A Story About a Parasitic Relationship

“Together” by Jess Arndt, recommended by Justin Torres for Electric Lit

Jess Arndt’s short story “Together”, with an introduction by Justin Torres for Electric Lit.

An Introduction by Justin Torres

Jess Arndt is a great prose stylist — but what does that mean? Well for one thing, it means Arndt writes with such poetry and such precision, that the force of the communication damn near knocks you over. The sentences turn, open, and crash down on you unexpectedly, rhythmically, like waves. Great style has something to do with surfaces, but that’s not all I mean when I say Arndt is a great stylist. I mean, too, that the pace and pull of this story — and really, every story in Large Animals — works something like an undertow. At the beach as child, I remember being warned about undertow and thinking, how could it be, amidst all the foam and roar and sparkle of the ocean’s surface, that an even stronger churning went on below? But that’s exactly the experience of reading Arndt: first mesmerized by the beautiful noise of the language, then knocked down, and dragged out to another, underwater world.“Together” is a story precisely about the churning going on beneath the surface — about the awful lot going on inside each of us. Arndt reminds us that physically, psychically, we are processes; we are happening all the time. The life of both mind and body is defined by an awesome and constant churning. And outside, in our backyards, our neighborhoods, our neighbors, our lovers and bosses — the churning continues. Places and people seduce, destroy, remake us in their undertow. What we would like to understand as form — the backyard, the body — is phenomena. What we would like to understand as impermeable is always susceptible to parasitic invasion. Instability is the shared condition of life. This is a thing we know, but the knowledge quickly stales, or we are distracted from the knowledge, or narcotized, or placated with straighter, more genteel notions I can think of no better description for the transformative power of Arndt’s stories — willful.

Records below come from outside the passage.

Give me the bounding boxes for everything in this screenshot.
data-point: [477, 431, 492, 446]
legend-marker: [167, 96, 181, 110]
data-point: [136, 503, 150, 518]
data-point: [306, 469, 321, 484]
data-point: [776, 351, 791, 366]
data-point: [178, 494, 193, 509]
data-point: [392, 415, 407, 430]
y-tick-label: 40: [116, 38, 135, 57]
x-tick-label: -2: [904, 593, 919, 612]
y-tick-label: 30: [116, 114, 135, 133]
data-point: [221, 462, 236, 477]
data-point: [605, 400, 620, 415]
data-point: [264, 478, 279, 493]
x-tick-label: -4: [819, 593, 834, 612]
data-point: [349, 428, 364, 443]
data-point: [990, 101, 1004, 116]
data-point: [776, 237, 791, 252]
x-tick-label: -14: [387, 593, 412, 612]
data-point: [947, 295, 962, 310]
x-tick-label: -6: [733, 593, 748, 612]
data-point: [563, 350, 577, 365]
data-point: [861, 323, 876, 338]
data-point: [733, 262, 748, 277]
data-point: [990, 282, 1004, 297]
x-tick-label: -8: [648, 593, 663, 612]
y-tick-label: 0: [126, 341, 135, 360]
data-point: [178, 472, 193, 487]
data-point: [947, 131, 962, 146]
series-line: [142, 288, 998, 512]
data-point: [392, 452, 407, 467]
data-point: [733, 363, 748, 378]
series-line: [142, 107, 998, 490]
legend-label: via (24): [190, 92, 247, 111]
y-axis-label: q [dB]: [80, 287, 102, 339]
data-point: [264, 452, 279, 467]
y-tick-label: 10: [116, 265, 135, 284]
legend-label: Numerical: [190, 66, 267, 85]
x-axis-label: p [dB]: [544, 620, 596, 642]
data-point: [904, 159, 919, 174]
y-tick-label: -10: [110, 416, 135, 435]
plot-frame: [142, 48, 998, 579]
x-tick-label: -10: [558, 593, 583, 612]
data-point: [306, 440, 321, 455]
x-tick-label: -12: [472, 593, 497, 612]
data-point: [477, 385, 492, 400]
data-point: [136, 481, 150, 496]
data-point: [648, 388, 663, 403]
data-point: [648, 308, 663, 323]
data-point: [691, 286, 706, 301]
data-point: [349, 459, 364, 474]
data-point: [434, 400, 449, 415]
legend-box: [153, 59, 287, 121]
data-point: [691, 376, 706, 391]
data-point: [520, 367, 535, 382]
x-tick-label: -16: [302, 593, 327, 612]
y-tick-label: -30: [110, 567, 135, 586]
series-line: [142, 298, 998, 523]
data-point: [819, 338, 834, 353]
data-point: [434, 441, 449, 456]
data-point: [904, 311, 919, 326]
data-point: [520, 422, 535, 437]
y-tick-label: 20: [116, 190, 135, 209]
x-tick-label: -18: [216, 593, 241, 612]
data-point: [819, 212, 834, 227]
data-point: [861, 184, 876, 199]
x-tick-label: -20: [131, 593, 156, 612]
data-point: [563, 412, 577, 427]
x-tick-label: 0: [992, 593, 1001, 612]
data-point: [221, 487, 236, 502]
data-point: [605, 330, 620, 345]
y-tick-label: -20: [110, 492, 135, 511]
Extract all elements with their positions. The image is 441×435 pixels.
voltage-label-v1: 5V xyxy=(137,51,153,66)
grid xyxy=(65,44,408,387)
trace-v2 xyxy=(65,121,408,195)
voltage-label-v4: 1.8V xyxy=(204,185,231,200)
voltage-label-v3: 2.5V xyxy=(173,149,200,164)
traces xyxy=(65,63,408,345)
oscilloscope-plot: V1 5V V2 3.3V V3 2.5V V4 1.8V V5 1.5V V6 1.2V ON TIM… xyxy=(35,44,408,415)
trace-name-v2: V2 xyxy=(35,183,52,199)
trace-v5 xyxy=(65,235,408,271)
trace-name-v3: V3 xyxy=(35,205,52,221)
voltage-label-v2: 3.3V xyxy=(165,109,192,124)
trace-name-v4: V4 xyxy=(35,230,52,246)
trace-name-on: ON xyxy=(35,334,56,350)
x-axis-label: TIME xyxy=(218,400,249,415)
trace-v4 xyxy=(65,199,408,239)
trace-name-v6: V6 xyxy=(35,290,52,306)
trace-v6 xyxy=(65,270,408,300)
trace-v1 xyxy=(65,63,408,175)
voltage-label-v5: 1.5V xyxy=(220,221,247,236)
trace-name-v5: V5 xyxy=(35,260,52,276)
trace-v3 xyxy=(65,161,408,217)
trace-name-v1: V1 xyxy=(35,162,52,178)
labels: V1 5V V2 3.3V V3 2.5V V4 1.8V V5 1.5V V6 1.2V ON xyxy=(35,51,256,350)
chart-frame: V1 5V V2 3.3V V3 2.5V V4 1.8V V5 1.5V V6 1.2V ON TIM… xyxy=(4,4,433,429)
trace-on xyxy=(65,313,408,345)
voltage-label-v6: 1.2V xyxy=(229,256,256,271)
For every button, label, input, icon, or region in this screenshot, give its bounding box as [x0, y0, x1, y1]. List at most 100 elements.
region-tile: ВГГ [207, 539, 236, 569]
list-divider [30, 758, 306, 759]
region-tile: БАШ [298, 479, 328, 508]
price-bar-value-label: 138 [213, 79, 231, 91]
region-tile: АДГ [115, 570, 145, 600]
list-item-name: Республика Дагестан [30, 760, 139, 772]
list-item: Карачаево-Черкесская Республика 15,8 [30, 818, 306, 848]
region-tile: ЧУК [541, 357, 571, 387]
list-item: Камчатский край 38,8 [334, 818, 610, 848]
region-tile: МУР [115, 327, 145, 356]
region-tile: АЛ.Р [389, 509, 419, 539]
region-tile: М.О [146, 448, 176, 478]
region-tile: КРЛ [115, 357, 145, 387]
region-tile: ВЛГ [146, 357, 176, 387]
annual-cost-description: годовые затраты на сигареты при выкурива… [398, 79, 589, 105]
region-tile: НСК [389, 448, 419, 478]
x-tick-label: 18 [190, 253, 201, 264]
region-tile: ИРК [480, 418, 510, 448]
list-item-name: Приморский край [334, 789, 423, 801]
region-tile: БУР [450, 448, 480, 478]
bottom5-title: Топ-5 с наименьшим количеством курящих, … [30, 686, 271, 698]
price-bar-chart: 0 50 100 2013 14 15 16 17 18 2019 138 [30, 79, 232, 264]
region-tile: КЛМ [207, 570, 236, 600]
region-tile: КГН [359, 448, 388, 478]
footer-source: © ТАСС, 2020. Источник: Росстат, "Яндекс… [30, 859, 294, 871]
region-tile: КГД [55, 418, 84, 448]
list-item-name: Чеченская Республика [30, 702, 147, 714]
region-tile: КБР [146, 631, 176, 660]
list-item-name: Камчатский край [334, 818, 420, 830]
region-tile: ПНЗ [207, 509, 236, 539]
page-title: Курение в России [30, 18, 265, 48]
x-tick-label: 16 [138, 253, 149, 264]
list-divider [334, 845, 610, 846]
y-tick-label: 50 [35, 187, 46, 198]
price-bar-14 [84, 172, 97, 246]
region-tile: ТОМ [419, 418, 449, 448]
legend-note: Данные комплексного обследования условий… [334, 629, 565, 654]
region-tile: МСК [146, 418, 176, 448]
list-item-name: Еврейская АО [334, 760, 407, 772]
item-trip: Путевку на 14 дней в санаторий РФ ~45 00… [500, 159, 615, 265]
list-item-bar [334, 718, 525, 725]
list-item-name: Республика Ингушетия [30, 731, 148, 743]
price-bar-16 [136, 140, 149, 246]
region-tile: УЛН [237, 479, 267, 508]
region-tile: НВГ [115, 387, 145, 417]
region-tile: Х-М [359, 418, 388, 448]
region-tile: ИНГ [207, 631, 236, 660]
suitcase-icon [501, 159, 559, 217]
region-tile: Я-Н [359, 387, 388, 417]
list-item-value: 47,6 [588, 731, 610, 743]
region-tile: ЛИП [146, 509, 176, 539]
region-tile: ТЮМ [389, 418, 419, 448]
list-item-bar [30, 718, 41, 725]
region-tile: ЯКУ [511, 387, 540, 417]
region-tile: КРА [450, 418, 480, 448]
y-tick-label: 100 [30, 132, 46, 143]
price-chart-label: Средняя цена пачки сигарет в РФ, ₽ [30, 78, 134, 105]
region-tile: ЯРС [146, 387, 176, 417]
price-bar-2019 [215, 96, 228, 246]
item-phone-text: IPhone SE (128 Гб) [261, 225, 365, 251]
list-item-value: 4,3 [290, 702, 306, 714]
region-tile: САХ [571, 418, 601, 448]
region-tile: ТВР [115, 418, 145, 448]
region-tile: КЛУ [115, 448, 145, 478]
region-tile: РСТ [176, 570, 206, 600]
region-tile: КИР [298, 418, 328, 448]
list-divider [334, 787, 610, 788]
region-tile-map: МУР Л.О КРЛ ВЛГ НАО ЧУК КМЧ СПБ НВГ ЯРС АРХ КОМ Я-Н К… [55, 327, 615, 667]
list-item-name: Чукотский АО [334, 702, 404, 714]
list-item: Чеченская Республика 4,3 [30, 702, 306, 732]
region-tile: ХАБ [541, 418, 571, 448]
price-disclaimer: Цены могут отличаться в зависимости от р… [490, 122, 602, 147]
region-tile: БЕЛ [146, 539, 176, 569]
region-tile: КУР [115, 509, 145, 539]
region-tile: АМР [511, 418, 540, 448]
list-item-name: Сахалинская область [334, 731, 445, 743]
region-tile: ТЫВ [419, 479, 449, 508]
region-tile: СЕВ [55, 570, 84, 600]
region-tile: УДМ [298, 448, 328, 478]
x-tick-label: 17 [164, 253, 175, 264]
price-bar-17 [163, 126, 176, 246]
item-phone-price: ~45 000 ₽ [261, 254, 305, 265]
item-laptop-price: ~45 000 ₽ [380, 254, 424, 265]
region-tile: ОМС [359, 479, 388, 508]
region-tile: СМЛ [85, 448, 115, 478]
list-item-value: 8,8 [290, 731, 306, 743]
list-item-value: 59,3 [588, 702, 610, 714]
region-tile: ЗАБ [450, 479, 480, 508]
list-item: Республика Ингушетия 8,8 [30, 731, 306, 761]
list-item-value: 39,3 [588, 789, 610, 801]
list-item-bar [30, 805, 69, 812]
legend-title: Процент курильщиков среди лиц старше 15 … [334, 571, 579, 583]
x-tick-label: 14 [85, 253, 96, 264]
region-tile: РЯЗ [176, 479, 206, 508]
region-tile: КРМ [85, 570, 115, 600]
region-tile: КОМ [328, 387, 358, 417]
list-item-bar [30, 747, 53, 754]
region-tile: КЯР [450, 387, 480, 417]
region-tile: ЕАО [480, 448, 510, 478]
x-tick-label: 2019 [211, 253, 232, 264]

Reading Arndt, I was reminded of Genet, and reminded specifically of Sontag’s description of Genet, in “On Style.” “He is recording, devouring, transfiguring his experience. In Genet’s books, as it happens, this very process itself is his explicit subject; his books are not only works of art but works about art.” Sontag goes on to connect style, above all, to will: “The complex kind of willing that is embodied, and communicated, in a work of art both abolishes the world and encounters it in an extraordinary intense and specialized way.” I can think of no better description for the transformative power of Arndt’s stories — willful. I suppose it’s a particular kind of lineage, a particular kind of will I’m getting at, when talking about Sontag talking about Genet, and also talking about Arndt — I suppose it’s something like the will of the lover, the will of the parasite, the will of the undertow; I suppose I am talking about the will to queer the world.

Justin Torres Author of We the Animals

Together by Jess Arndt

We had it together but we also had it when we were apart. We got it in that comedor in Oaxaca, we both agreed. Or maybe it was that little town, just a few palapas actually and a beach with a deceptive number of black dogs, called San Angelino. But it’s also quite possible that we had gotten it on the subway. Don’t forget about a head of lettuce! our naturopath said. They caravan those heads in from anywhere imaginable. And water these days — it’s no good washing with it.We made a list of what was now okay and what wasn’t. Sugar, yeast, all the essentials — out. Enter: lines and lines of herbaceous esophagus-jamming pills we swallowed noon dinner and night.